Avec assez de dignité, la mère avait ravalé ses sanglots, elle avait ouvert plus largement la porte et sans rien dire leur avait servi le café. Depuis, elle leur faisait face, les yeux dans le vague, tellement rougis, devenus tellement secs d'avoir trop pleuré qu'il n'avait pas osé l'interrompre dans son état atone. Alors il se concentrait sur son café, se retenant d'être le parfait connard qu'on l'accusait trop souvent, et à raison, d'être. Il avait zieuté, du coin de l'œil, l'air agacé à peine voilé du fonctionnaire à sa gauche, qui fixait toutes les dix secondes la pendule au-dessus du frigo, s'empêchant de souffler. Au moins, il n'était pas la pire enflure de la pièce. Il continua d'attendre, en silence, jusqu'à ce que la femme aux cheveux blonds cendrés remue un peu les lèvres. Elle releva d'un coup ses yeux meurtris sur lui en laissant échapper un faible « comment » et Livaï passa l'heure suivante à lui expliquer comment son fils s'était retrouvé mêlé à un règlement de comptes et avait perdu la vie. Le type lui avait planté son couteau dans la poitrine une trentaine de fois et avait dissimulé le corps dans une forêt à une demi-heure de la ville. Remonter jusqu'à lui avait prit un moment, et honnêtement, Livaï avait fait ce qu'il pouvait pour garder espoir durant les investigations. Au moins, le dealer avait avoué directement lors de son audition, et plus il leur avait dit ou était le corps. C'était peut-être peu, mais au moins, il reconnaissait les faits. Une douleur de moins pour la famille, enfin, ça, ça ne le concernait pas vraiment.

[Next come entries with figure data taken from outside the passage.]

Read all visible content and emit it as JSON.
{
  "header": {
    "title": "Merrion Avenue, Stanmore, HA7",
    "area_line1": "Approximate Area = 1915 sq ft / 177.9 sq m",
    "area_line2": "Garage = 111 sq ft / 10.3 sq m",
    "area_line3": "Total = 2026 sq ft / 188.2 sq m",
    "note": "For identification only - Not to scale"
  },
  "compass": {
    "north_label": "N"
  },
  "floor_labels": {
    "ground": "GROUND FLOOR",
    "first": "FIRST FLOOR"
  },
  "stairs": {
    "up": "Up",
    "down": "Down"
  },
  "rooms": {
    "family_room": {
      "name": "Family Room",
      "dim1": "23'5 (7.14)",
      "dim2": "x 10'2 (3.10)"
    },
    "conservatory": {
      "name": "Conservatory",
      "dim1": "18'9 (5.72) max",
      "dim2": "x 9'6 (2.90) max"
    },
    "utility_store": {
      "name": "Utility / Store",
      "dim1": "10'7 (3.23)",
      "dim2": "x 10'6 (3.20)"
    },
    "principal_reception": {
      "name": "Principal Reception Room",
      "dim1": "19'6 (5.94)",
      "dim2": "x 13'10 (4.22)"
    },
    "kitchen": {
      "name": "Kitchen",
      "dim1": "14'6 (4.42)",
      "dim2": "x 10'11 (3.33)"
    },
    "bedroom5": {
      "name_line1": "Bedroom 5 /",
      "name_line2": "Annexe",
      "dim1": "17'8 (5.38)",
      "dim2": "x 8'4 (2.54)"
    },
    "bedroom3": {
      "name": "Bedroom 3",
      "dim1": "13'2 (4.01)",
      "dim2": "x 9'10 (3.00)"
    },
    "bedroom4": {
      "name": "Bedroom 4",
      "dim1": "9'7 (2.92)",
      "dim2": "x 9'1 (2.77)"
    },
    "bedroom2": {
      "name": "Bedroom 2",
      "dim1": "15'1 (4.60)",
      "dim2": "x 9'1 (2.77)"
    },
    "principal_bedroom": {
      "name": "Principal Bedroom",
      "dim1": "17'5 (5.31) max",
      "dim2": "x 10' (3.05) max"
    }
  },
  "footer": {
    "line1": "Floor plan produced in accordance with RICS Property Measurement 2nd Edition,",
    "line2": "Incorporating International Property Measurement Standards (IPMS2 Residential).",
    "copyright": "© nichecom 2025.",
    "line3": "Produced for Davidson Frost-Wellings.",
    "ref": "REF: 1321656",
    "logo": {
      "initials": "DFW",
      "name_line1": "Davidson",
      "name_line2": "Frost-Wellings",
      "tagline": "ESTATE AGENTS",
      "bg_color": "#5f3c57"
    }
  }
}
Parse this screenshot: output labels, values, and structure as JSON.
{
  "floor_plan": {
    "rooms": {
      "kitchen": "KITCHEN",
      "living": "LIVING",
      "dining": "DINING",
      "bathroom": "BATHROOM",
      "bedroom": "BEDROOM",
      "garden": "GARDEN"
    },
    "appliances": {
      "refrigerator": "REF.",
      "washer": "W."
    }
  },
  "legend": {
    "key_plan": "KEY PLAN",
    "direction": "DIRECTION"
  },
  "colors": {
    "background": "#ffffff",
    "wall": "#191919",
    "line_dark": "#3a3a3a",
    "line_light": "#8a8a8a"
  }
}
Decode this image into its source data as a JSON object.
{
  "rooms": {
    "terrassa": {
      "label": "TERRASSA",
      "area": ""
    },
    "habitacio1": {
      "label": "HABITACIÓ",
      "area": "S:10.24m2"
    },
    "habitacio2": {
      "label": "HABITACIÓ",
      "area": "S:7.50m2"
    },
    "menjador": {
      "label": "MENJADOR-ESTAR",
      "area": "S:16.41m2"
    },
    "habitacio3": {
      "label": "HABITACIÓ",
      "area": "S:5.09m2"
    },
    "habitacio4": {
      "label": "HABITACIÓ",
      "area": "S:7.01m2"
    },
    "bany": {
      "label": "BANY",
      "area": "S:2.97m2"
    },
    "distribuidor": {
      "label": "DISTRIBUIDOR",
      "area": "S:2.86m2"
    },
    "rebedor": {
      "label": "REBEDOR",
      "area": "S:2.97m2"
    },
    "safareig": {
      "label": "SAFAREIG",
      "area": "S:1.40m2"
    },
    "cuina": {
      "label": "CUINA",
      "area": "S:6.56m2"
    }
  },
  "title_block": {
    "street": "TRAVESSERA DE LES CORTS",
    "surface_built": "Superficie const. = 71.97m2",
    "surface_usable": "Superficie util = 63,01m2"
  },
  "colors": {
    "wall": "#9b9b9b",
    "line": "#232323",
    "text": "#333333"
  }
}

Sur les coups de six heures, il était finalement parti. L'agent de la mairie commencé à pester, cherchant à ce qu'il le plaigne. Dommage pour lui, il était tombé sur le mauvais flic. Mais Livaï était dans l'un de ses bons jours et il se contenta de partir en méprisant l'homme, sans plus de cérémonies. Tranquillement, il avait reprit la direction du poste, il allait encore y passer la soirée, non pas que ça le déranger vraiment, il n'avait rien à faire de toute façon. Poser sa veste, prendre un thé pour faire passer le goût du breuvage infecte, reprendre son dossier et déchiffrer les pâtes de mouches illisibles d'Auruo, boucler les derniers fichiers et les envoyer chez le procureur… La soirée passa vite, il ne fit même pas attention au départ d'Erwin ou des autres, pas plus qu'à l'arrivée de l'équipe de nuit. Et personne ne se soucia de lui, grand mal leur en aurait pris. Il releva finalement les yeux aux alentours de trois heures jugeant qu'il en avait terminé. Il soupira bruyamment et s'étira péniblement avant de fermer les yeux. Il avait encore oublié de manger. Il se leva en marmonnant et se dirigea machinalement vers la salle de pause où il s'effondra sans grâce dans l'unique canapé. Il avait besoin de dormir un peu et rentrer jusqu'à son appartement ne l'enchantait guère, autant de rester ici. Personne n'oserait le déranger, à quoi bon s'emmerder ?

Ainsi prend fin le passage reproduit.